同紙サイトのここか、右のリンク欄「さつま人国誌」をクリックすれば、ご覧になれます。
当日中とはいえ、更新が遅かったです。おそらく、大学入試や県下一週駅伝などの取材で大変だったのではないかと思います。

さて、今回は先日ニュースになった鎌倉の源頼朝の石塔が破損された一件を書きました。
書いたあとで何ですが、被害の程度(塔頂部が叩き落とされた)からは「破壊」より「破損」のほうが適切だっただろうか? 

今回の肝ないし疑問は2点ほど。
まず、島津重豪は本当に石塔(墓石や供養塔と称するもの)を建てたのかどうかという点。これまた書いたあとで何ですが、疑問が湧いてきました。
『旧記雑録追録』所収の重豪譜には、玉垣、石灯籠、石盥盤、「神道の石」の4点セットと、石垣の外に石碑と目録石を建立したとある。
このうち、玉垣、石灯籠、石盥盤、石碑、目録石は現存している。
しかし、石塔を建立したとは書いてないのに、石塔もなぜか存在している。ここを参照。
だから、消去法で「神道の石」が石塔かなと推測したんだけど、果たしてどうなのか? あるいは石塔だけは重豪以前にもあったから建立しなかったのか? それにしては新しい気がするが。
また石塔を含めた墓所全体は神道式といえるのか? 仏教の要素もある気がするけど……。
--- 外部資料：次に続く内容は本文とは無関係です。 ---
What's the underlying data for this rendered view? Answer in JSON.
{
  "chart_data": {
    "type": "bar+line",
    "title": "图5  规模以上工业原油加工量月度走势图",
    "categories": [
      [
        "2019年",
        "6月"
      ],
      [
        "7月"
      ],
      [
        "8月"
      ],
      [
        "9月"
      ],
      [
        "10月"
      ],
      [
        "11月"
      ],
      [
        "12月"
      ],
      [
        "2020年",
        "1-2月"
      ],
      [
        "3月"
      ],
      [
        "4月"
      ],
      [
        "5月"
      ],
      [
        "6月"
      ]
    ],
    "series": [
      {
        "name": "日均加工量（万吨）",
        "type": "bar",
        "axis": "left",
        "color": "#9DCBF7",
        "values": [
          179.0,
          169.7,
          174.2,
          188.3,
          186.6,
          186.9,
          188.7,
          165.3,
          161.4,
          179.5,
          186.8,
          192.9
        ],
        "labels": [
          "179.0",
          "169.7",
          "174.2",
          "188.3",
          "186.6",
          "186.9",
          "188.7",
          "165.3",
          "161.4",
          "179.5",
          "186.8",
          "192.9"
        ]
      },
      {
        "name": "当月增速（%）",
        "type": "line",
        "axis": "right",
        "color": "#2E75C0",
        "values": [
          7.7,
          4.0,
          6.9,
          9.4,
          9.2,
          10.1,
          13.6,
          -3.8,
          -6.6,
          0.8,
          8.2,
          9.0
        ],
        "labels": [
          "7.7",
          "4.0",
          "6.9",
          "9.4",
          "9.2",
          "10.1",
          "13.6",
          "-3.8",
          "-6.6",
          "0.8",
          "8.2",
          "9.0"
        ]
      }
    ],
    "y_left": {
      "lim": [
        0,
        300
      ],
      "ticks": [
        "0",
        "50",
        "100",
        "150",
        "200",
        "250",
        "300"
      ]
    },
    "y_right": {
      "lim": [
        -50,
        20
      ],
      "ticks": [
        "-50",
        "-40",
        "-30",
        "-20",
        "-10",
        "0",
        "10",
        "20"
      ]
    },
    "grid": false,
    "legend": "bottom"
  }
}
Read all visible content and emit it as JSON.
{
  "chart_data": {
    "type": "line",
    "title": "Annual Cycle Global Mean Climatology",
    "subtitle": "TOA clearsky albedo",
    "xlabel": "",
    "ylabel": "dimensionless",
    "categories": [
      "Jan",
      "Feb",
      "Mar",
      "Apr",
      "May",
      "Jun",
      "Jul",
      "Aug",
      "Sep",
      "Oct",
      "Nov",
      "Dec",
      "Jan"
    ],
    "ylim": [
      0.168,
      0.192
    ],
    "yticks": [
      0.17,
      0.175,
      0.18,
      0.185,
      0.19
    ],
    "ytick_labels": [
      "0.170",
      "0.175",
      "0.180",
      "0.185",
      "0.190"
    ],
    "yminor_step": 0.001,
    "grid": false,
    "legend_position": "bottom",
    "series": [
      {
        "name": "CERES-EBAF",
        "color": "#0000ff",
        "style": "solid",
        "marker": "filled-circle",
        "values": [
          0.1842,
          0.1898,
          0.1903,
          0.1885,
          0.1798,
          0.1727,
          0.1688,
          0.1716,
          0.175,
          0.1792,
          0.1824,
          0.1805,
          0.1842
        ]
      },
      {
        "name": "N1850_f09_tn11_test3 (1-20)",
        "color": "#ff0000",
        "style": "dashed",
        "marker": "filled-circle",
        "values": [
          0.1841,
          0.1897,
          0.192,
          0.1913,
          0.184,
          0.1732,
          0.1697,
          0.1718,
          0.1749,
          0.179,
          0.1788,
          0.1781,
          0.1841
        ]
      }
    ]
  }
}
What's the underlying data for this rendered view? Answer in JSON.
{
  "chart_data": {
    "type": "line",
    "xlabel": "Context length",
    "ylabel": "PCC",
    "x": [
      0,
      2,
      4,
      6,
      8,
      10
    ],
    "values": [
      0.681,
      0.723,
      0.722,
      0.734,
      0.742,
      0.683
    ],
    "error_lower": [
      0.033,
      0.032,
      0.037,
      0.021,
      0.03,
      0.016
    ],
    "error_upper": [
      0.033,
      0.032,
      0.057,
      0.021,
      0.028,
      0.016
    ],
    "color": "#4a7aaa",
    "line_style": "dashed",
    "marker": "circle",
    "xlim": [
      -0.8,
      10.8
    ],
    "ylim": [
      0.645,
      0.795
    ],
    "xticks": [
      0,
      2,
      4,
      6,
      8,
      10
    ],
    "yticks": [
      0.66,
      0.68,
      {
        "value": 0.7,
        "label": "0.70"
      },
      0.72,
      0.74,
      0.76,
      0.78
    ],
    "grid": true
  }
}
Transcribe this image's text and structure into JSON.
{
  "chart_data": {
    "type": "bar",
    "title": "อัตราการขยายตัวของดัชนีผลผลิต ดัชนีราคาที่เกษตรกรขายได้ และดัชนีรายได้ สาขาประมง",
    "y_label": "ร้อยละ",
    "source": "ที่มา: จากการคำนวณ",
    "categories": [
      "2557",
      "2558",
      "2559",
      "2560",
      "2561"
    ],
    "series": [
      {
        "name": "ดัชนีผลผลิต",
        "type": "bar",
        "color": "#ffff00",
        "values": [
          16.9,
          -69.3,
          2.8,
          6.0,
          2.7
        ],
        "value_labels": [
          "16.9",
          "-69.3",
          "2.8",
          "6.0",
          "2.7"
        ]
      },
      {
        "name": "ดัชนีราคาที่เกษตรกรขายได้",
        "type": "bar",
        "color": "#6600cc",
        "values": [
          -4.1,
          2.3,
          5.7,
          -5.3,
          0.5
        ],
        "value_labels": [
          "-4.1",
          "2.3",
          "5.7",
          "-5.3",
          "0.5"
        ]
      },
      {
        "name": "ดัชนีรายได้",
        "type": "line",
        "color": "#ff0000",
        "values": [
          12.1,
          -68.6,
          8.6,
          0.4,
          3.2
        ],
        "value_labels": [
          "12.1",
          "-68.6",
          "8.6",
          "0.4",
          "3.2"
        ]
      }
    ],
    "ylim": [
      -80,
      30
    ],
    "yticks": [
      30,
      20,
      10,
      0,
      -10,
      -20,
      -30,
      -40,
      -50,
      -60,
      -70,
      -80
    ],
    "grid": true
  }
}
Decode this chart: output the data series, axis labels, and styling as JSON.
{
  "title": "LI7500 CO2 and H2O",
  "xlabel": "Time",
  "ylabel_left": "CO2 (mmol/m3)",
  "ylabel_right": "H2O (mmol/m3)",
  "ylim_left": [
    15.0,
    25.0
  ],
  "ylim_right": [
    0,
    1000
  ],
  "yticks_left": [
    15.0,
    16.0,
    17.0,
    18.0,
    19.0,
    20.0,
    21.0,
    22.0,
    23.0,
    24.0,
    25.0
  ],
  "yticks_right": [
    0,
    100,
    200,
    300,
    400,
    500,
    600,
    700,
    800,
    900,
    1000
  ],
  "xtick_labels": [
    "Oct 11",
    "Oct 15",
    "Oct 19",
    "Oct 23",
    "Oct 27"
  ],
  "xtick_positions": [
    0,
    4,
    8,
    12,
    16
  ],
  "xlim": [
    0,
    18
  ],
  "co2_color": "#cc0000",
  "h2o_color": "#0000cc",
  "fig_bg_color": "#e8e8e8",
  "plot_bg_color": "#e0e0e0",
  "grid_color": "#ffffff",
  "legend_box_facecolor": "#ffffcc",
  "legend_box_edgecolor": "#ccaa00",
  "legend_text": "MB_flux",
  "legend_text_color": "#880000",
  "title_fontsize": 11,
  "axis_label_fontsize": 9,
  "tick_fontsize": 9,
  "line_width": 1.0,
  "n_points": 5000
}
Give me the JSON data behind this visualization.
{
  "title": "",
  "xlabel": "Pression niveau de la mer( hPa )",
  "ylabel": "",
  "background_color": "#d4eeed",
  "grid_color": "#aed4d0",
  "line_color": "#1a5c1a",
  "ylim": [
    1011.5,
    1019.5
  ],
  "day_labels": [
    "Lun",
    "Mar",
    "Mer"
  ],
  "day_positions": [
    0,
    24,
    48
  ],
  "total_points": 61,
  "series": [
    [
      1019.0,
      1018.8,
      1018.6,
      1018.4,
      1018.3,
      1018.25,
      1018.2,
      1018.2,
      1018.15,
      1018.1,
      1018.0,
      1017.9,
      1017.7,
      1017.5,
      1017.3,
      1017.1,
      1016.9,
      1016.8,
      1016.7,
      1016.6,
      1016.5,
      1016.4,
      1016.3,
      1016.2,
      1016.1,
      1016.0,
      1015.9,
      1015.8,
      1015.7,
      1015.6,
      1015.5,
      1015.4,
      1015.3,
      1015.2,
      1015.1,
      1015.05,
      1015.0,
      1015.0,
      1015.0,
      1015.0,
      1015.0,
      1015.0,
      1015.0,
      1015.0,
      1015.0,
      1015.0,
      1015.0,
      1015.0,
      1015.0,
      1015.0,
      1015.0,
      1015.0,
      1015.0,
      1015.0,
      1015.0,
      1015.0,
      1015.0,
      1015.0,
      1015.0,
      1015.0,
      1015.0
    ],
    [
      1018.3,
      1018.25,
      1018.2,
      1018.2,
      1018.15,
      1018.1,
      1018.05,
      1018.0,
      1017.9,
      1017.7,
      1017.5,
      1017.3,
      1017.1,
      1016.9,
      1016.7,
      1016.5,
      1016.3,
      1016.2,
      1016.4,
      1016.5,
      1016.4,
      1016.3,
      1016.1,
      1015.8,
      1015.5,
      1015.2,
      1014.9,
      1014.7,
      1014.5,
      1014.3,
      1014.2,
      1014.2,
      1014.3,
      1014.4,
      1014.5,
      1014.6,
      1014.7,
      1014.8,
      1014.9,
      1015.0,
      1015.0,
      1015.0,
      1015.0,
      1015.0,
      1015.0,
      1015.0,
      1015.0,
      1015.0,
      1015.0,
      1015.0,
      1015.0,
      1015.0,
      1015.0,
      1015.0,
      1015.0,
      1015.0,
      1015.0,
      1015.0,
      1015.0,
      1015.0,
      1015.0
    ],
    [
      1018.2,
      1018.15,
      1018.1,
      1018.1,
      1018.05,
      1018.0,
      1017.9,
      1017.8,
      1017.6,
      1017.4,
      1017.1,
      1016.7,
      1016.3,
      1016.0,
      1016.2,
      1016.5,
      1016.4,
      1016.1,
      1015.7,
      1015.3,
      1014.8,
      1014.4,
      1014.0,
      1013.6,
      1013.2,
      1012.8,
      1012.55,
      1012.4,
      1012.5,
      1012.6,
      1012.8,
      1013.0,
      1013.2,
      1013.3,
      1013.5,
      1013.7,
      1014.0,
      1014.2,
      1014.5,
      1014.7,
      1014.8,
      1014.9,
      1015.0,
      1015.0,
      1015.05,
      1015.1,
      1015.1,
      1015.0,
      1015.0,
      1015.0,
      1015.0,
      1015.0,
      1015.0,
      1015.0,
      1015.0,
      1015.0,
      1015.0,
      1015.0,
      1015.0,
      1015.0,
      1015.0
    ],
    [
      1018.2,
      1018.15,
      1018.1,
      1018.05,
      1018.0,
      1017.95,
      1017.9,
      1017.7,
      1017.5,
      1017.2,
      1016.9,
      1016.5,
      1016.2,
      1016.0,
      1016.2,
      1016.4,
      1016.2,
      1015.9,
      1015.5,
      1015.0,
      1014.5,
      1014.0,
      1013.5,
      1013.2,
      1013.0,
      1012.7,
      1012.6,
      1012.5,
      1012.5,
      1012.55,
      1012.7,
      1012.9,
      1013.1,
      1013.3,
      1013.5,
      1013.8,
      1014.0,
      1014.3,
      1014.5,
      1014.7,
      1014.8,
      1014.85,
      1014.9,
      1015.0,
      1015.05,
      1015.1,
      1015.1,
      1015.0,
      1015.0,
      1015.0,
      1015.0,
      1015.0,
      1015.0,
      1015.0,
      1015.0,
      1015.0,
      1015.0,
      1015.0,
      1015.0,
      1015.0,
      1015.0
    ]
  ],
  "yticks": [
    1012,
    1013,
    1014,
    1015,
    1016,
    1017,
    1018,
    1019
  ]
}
重豪が石塔を建立したとするのがそもそも思い込みで問題なのかも?
重豪が建立したときには、五輪塔か何か頼朝の墓らしきものがまだあったのではないか?
あるいは、重豪から100年後、島津久光が奈良原繁や有村国彦に命じて、この墓所の再建、修築をしたとき、改めて現存する石塔を建立した可能性もあるのでは?
何かの史料に重豪以前には小さな五輪塔があっただけという一節を読んだことがあったが、それが頼朝のもともとの墓だったのだろうか? もしご存じの方がおいでなら、ご教示下さいませ。

もうひとつは、やはり島津氏初代忠久を頼朝の庶長子とする島津家の「伝承」について。
これについては、研究上、完全に否定されているといってよい。
先行研究の到達点が奈辺にあるのかきちんと調べているわけではないが、記事にも書いた野口実氏の「惟宗忠康」説がもっとも最新の成果か。官職や名前の一字が共通していることから、「惟宗広言」説よりも信憑性が高い気がする。

いずれにせよ、「伝承」と「史実」は混同せず峻別する態度が肝要かと。

さて、次回はどうしようか?
いくつか腹案があるが、どれも帯に短し襷も短しという状態だ(笑)。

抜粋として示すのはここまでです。